Kenya Export Promotion and Branding Agency CEO and commissioner general section Kenya Floice Mukabana flag off a delegation of elite Kenyan athletes travelling to Japan to support Kenya’s participation at Expo 2025 Osaka /HANDOUT
Expo 2025 Osaka-Kansai officially opened on April 13, themed “Designing Future Society for Our Lives.” A total of 158 countries, including Kenya, are taking part in the six-month event.
As many readers already know, these International Expositions (usually termed ‘Expos’) are regularly held in different parts of the world to promote new technologies, foster exchange between nations and cultures, and in general address global challenges and seek new ideas to resolve them.
I hope that during the expo ending on October 13, the exhibitions at pavilions and the events will further promote both Japan’s understanding of Kenya and the exchanges between Japan and Kenya.
In particular, on the dates around June 24, which is the Expo’s National Day of Kenya, we will have many events that will drive our mutual understanding and exchanges forward.
We need to pay attention to them. If you see the expo’s subthemes in detail, you will find the expo’s ways of looking at human lives are extremely various and very closely attached to the different realities of living.
For example, how to extend human lives through medicine; how to learn unknown aspects of human lives through science; how to connect human lives through people-to-people exchanges; how to enrich human lives through culture; how to increase the value of human lives through worthwhile activities, and so on.
Osaka had already hosted an expo back in 1970.
It is too simple and wrong to judge that Expo 1970 Osaka looked at the future of humanity only through the lens of affluence and convenience to be brought about by technology. Nevertheless, by comparing the two events through the filter of the period as long as 55 years, I feel that the way Japan treats humanity has acquired certain maturity.
Kenya also faces the variety, complexity and difficulty of human lives that are sometimes different from those of Japan. And Kenyans cheerfully confront them and overcome them.
I hope that as many Kenyans as possible will visit the expo so the it can offer ideas to better overcome Kenya’s challenges, and that Japan can learn from Kenya’s challenges.
Although the expo’s themes are extensive, I have particular hope that Japan and Kenya will learn from each other in technology and industry.

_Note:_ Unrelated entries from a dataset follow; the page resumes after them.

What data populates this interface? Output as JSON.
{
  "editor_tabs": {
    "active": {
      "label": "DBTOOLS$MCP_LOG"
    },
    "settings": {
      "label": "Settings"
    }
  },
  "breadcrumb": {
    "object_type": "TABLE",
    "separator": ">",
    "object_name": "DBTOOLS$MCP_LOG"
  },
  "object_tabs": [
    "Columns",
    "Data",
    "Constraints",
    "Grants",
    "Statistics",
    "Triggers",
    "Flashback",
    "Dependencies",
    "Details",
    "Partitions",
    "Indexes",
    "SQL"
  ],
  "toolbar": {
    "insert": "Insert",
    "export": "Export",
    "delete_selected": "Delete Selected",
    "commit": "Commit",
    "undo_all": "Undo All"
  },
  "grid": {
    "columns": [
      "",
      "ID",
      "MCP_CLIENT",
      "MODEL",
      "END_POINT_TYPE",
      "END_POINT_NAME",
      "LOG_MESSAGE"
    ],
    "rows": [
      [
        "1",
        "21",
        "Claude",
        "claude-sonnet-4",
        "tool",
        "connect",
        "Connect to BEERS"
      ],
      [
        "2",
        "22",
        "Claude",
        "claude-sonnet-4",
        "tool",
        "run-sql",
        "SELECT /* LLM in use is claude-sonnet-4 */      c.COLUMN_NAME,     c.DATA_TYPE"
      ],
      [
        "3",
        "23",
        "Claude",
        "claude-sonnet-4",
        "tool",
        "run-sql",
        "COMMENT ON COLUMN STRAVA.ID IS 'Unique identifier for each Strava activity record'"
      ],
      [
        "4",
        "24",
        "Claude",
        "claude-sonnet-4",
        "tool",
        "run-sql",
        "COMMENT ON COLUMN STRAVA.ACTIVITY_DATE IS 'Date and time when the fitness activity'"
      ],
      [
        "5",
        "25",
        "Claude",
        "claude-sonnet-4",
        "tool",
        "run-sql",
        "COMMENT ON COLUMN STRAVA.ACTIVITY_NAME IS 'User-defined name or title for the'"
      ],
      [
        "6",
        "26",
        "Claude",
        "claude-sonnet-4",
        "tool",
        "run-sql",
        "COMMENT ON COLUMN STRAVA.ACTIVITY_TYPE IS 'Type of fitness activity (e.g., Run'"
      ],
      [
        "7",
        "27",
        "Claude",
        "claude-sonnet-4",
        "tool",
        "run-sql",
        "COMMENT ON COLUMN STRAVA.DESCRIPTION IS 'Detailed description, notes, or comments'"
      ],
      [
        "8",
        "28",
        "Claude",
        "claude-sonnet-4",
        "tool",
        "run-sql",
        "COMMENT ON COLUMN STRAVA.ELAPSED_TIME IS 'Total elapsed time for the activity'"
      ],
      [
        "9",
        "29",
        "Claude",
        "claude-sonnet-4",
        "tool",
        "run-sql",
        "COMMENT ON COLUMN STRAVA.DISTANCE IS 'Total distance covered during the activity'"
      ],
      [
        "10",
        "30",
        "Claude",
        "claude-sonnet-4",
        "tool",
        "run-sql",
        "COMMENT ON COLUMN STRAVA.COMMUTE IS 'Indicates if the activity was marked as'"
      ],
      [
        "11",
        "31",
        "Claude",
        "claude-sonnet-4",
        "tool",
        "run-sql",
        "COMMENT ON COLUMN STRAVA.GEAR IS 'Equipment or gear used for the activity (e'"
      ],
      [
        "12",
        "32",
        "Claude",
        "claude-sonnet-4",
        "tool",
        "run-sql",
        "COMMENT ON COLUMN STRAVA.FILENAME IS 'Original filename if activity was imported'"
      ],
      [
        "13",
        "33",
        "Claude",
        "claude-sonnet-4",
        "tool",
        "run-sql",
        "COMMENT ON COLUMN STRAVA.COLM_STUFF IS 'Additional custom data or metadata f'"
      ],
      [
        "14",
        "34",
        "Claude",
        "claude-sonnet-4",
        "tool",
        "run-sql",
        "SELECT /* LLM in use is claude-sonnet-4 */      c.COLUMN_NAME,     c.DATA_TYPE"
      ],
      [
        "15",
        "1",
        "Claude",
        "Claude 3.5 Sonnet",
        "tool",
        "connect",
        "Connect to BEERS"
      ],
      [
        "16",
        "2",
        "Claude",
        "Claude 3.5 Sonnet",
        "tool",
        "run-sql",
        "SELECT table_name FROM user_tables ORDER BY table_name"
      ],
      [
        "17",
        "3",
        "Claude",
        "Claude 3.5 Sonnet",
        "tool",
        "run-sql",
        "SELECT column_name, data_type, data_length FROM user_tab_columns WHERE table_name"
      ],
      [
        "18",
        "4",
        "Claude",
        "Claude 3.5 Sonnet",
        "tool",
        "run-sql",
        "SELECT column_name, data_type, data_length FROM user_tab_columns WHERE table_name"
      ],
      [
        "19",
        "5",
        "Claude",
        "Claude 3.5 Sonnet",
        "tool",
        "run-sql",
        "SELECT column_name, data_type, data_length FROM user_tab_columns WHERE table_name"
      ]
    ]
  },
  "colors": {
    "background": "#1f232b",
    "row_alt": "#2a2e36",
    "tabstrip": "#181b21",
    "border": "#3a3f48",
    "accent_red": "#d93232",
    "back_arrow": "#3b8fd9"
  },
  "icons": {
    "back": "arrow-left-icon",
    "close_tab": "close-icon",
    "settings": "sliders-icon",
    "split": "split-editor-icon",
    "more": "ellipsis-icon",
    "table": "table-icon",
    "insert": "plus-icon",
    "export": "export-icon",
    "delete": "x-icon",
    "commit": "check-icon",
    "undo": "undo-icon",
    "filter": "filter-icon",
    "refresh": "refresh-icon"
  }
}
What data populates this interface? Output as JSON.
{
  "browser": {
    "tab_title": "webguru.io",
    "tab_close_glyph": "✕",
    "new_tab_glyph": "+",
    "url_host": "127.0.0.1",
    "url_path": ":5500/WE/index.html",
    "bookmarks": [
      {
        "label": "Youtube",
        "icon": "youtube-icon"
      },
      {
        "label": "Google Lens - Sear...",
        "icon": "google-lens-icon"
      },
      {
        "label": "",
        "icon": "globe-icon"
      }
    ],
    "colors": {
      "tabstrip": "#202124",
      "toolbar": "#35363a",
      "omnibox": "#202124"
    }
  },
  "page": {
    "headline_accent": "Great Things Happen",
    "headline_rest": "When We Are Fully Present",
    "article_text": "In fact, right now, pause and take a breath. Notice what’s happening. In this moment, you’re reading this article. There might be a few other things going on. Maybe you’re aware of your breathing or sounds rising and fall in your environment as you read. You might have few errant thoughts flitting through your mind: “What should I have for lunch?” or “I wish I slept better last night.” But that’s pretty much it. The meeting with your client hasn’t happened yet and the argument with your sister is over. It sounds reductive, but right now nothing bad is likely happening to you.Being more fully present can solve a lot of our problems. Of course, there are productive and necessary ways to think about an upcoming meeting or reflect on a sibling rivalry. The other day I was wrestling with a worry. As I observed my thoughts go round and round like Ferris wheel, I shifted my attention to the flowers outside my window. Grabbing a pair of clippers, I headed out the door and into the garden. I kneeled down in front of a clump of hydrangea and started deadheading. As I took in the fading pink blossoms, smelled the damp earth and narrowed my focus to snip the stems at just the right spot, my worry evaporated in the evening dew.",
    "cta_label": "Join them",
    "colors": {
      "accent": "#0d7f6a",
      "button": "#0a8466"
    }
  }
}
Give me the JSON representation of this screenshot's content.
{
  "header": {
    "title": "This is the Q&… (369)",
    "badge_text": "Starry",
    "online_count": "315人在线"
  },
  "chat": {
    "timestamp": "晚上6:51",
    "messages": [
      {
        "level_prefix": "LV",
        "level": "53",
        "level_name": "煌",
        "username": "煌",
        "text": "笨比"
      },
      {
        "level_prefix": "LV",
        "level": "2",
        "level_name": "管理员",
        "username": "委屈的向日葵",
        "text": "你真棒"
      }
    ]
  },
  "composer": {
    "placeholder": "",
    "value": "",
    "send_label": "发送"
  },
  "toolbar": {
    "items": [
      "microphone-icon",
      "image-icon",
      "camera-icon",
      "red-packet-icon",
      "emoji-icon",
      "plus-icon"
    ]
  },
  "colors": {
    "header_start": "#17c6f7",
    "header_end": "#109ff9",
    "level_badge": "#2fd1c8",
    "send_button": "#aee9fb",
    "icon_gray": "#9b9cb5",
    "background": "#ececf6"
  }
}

More than 120 Japanese companies are operating in Kenya and many others are planning to do so. They commonly wish to grow within Africa, being helped by the growing demand in the continent where an estimated 40 per cent of the global population will reside in 2050.
It will be too late to start operations in 2050. Now is the time to enter the African market, and Kenya is the point from which to enter it.
Kenya is their preferred entry point, because it is an English-speaking country; it is easy to be connected with Japan through the Indian Ocean; it has a highly educated workforce; it welcomes foreign country nationals and corporations with generosity; and is politically stable.
Kenya therefore stands to achieve substantial economic growth with the help of Japanese capital, technology and innovative ideas. The possibility of joint growth and joint prosperity is wide open.
Here is an interesting question: Will the commercial operations in Kenya promise instant expansion of sales in Africa for the incoming investors? The reality is a bit harder than that.
The scarcity of formal sector employment, particularly in manufacturing, despite high workforce education and stagnating productivity in agriculture, are major reasons economic growth has not been translated into a rapid expansion of the middle class.
As expansion of the middle-class is critical for the increase in disposable income and desire to purchase, the two intertwined sources of the exponential growth in demand, the lack of it is frustrating.
Further, although an economic bloc has been established with other members of the East Africa Community, such as Uganda and Tanzania, a large and efficient single economy that seamlessly connects members’ markets has not yet been achieved.
In reality, a limited number of goods move freely within the single market. The movement of goods is hampered by various restrictions imposed by members with the consideration of foreign policies and the protection of domestic industries.
The true growth in demand will take place as a consequence of a patient process of removing these obstacles, step by step. I would identify three major factors that are central to this process:
First is to renew our recognition that, in Kenya, it is necessary to develop infrastructure that will lead to increased employment in industrial sectors, including manufacturing.
Second is an undertaking to increase agricultural productivity.
Third is increasing efficiency in the market connection with neighbouring countries.
Kenya and Japan have been engaged in addressing these issues, and now we should double down on our efforts.
What should be the exact way of doing this? That is a most appropriate question to discuss and to find specific answers during half-year period of Expo 2025 Osaka, Kansai.
I encourage all of you to take part actively in this discussion.